Я замечательно провел вечер с хозяевами, трогательно и дружелюбно относящимися друг к другу, и уехал. Не могут мне служить оправданием ни резидентуры, ни работа, ни то, что жизнь растащила нас по разным континентам, но только много лет позднее из письма Любочки я узнал о смерти тети Сарры, а затем стал регулярно обмениваться с Любочкой новогодними поздравлениями и пожеланиями.





В отличие от письма Асада, новогодняя открытка от Любочки запоздала. В ней она сообщала, что рядом с их Домом для пожилых взорвалась ракета. На месте взрыва людей не было, но многие старушки испытали шок. У Сонечки в результате случился тяжелый инсульт. Она сейчас только лежит и даже не может двигать остекленевшими глазами. Насколько возможно, Любочка помогает ухаживать за ней в больнице, но прогноз врачей не утешителен. Украинское правительство занято вопросами выбивания средств, компенсирующих кровь Альбины Джару, но ему, конечно, нет никакого дела до бывшей киевской еврейки Сонечки.

Как нет до нее никакого дела Европе, Америке, оболваненному десятилетиями левацкой пропаганды многомиллионному «охлосу». Как нет никакого дела и Эммануилу Лопесу, штатному координатору движения «Остановить войну и покончить с расизмом», назвавшего сторонников Израиля «варварскими, расистскими, сионистскими террористами». На днях он спланировал большую демонстрацию своей организации в городе Форт Лаудердейл во Флориде. Прохамасовские демонстранты шли по городу, громко скандируя находящимся вокруг евреям: «В печи вас. Большая печь - вот что вам нужно». Лопес, правда, потом признал что с печами демонстранты «погорячились». «Это не мнение большинства», - заявил он. Наверное, в этом он прав. Сонечка и так умирает.



Вы, кто обидеть могут, но не смеют,

Души теплом делиться не хотят,

Слезу увидев, боль в глазах, немеют

И холодны, свой охраняя яд.



Нет лучше жизни, чем у вас на свете,

Душевный мир хранящих от невзгод.

Всевышний счастьем вас отметил

Вершить судьбу всех, вам смотрящим в рот.

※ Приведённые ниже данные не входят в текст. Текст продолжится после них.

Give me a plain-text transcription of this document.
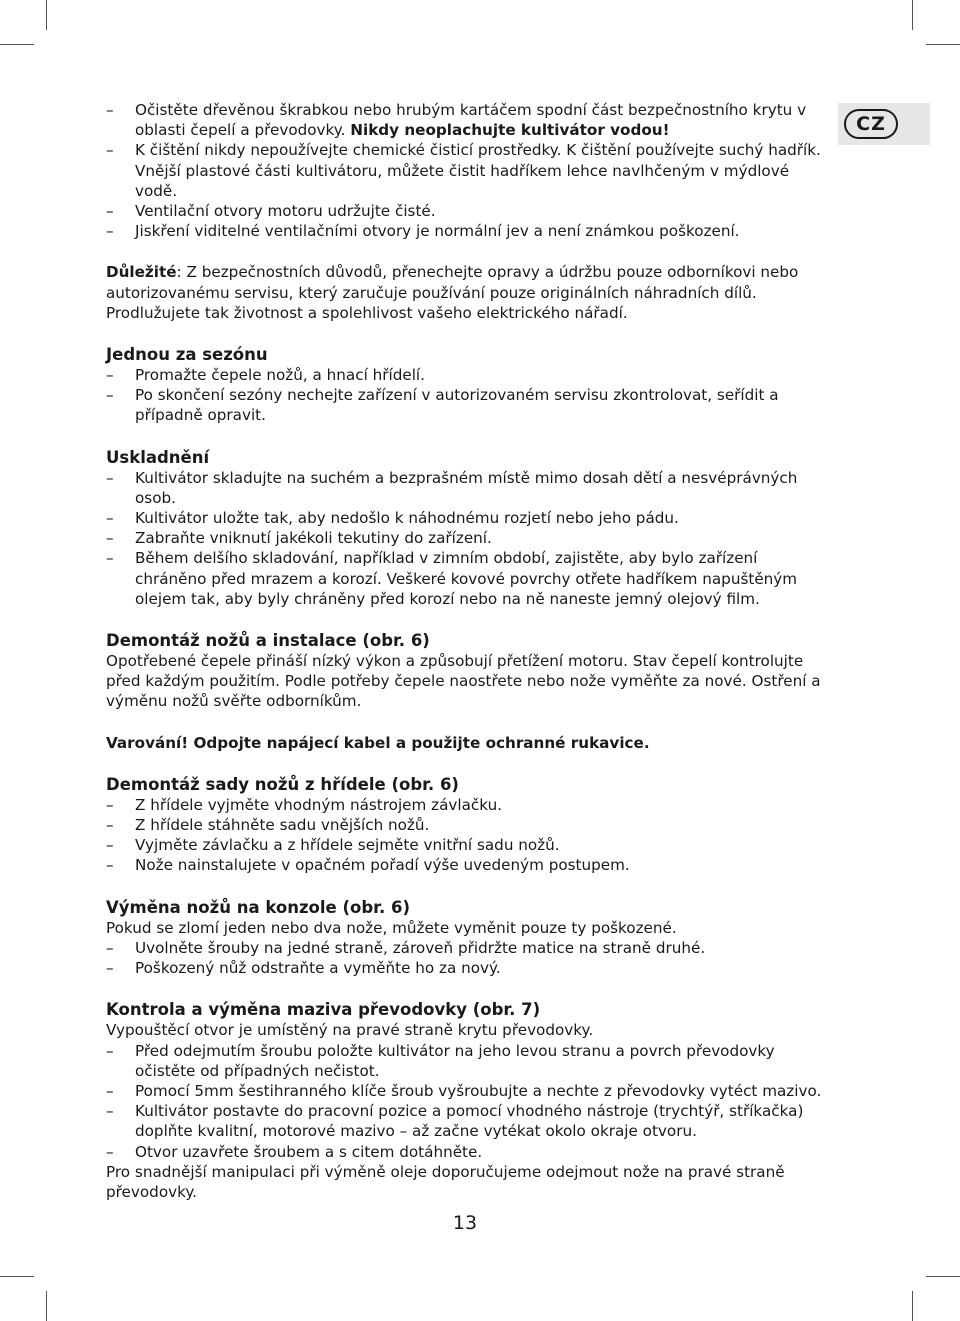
CZ
– Očistěte dřevěnou škrabkou nebo hrubým kartáčem spodní část bezpečnostního krytu v oblasti čepelí a převodovky. Nikdy neoplachujte kultivátor vodou!
– K čištění nikdy nepoužívejte chemické čisticí prostředky. K čištění používejte suchý hadřík. Vnější plastové části kultivátoru, můžete čistit hadříkem lehce navlhčeným v mýdlové vodě.
– Ventilační otvory motoru udržujte čisté.
– Jiskření viditelné ventilačními otvory je normální jev a není známkou poškození.

Důležité: Z bezpečnostních důvodů, přenechejte opravy a údržbu pouze odborníkovi nebo autorizovanému servisu, který zaručuje používání pouze originálních náhradních dílů. Prodlužujete tak životnost a spolehlivost vašeho elektrického nářadí.

Jednou za sezónu
– Promažte čepele nožů, a hnací hřídelí.
– Po skončení sezóny nechejte zařízení v autorizovaném servisu zkontrolovat, seřídit a případně opravit.
Uskladnění
– Kultivátor skladujte na suchém a bezprašném místě mimo dosah dětí a nesvéprávných osob.
– Kultivátor uložte tak, aby nedošlo k náhodnému rozjetí nebo jeho pádu.
– Zabraňte vniknutí jakékoli tekutiny do zařízení.
– Během delšího skladování, například v zimním období, zajistěte, aby bylo zařízení chráněno před mrazem a korozí. Veškeré kovové povrchy otřete hadříkem napuštěným olejem tak, aby byly chráněny před korozí nebo na ně naneste jemný olejový film.
Demontáž nožů a instalace (obr. 6)

Opotřebené čepele přináší nízký výkon a způsobují přetížení motoru. Stav čepelí kontrolujte před každým použitím. Podle potřeby čepele naostřete nebo nože vyměňte za nové. Ostření a výměnu nožů svěřte odborníkům.

Varování! Odpojte napájecí kabel a použijte ochranné rukavice.

Demontáž sady nožů z hřídele (obr. 6)
– Z hřídele vyjměte vhodným nástrojem závlačku.
– Z hřídele stáhněte sadu vnějších nožů.
– Vyjměte závlačku a z hřídele sejměte vnitřní sadu nožů.
– Nože nainstalujete v opačném pořadí výše uvedeným postupem.
Výměna nožů na konzole (obr. 6)

Pokud se zlomí jeden nebo dva nože, můžete vyměnit pouze ty poškozené.

– Uvolněte šrouby na jedné straně, zároveň přidržte matice na straně druhé.
– Poškozený nůž odstraňte a vyměňte ho za nový.
Kontrola a výměna maziva převodovky (obr. 7)

Vypouštěcí otvor je umístěný na pravé straně krytu převodovky.

– Před odejmutím šroubu položte kultivátor na jeho levou stranu a povrch převodovky očistěte od případných nečistot.
– Pomocí 5mm šestihranného klíče šroub vyšroubujte a nechte z převodovky vytéct mazivo.
– Kultivátor postavte do pracovní pozice a pomocí vhodného nástroje (trychtýř, stříkačka) doplňte kvalitní, motorové mazivo – až začne vytékat okolo okraje otvoru.
– Otvor uzavřete šroubem a s citem dotáhněte.

Pro snadnější manipulaci při výměně oleje doporučujeme odejmout nože na pravé straně převodovky.

13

И хоть прекрасен ты, цветок, в лучах светила

Умрешь, закрывшись от него, наверняка.

Не устоишь ты против грозной силы

Бездушного и злого сорняка.



Пусть красота души твоей не превратится в мрак,

Так лилия гниет зловоннее, чем злак.



Она умирает не одна. Рядом подружка, которую она, конечно, не узнает. Рядом врачи, которые никогда не интересовались паспортными данными Сонечки, но которые все - таки верят: «А вдруг чудо свершится?»

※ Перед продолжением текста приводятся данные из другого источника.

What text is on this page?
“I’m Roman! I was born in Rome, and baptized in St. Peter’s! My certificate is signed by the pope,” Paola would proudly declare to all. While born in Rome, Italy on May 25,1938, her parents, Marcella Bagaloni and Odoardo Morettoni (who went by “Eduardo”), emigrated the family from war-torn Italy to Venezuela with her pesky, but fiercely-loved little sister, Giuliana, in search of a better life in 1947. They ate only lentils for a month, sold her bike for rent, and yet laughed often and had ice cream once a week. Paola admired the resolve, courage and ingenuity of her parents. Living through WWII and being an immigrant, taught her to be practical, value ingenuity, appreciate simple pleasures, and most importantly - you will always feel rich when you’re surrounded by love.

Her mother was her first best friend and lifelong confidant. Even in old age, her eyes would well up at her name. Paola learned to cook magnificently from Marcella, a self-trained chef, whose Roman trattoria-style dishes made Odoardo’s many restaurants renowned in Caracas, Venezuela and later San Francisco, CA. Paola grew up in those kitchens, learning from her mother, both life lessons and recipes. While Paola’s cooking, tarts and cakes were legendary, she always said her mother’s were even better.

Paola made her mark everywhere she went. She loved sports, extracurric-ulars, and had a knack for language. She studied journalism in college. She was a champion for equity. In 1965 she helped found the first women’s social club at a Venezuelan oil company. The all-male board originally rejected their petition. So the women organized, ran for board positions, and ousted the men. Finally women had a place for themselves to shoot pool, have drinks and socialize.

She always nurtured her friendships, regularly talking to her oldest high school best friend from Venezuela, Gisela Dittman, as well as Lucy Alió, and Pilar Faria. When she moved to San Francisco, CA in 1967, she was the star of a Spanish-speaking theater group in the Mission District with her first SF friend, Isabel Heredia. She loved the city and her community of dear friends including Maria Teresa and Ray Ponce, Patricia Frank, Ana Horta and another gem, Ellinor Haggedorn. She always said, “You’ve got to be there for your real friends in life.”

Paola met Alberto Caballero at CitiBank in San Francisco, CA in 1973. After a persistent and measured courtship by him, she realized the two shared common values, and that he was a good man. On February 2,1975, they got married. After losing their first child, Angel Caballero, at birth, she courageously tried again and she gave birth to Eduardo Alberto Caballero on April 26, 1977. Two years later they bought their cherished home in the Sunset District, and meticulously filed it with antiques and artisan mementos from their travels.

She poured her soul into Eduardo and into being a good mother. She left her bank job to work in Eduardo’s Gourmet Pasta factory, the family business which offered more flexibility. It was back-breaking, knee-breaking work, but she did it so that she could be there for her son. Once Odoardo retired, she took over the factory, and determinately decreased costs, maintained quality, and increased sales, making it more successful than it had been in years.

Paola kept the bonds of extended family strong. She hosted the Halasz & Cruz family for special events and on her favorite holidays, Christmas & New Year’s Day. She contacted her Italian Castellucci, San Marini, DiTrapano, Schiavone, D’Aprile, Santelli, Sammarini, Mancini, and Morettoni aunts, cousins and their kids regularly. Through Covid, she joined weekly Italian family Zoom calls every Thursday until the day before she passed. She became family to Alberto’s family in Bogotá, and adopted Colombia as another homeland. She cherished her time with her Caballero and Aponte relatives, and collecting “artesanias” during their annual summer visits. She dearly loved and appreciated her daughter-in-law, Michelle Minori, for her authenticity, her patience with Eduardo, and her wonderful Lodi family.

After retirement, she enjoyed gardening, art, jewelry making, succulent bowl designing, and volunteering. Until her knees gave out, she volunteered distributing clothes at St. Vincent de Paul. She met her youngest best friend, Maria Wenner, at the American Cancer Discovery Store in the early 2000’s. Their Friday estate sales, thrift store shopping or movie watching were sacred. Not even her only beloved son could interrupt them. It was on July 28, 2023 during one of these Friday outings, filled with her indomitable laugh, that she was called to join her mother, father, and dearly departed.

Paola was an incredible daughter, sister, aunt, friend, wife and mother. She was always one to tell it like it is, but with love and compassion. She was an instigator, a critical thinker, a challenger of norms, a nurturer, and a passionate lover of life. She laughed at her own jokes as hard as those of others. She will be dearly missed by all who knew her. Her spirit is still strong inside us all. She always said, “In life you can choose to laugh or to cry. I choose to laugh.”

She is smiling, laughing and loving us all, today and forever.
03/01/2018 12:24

Я очень сочувствую Вам, доктор Джару. Я даже не могу представить ужасную боль которую Вы испытываете. Я желаю тебе всего самого-самого доброго, Асад. Кто знает, возможно, ты даже увидишь эти мои переводы, которые ты так хотел услышать.

Только спасите Сонечку. Может быть, только вы и такие, как вы, могут вообще когда-нибудь ее спасти. Я тоже очень хочу верить в чудеса!



Мне все постыло, смерть я призываю,

Когда ничтожества в заслугах, не иначе,

Когда все продано и все об этом знают,

И слово ничего уже не значит.



И честь давно позору предана,

И добродетель женщины в загоне,

И правит миром злость одна,

И сила от бессилия стонет.



 Искусству заткнут властью рот,

И тупость правит Поднебесной,

О правде позабыл народ,

И доброте от злобы тесно.



 Мне все постыло, смерть хочу восславить,

Но только, как тебя, родная, мне оставить.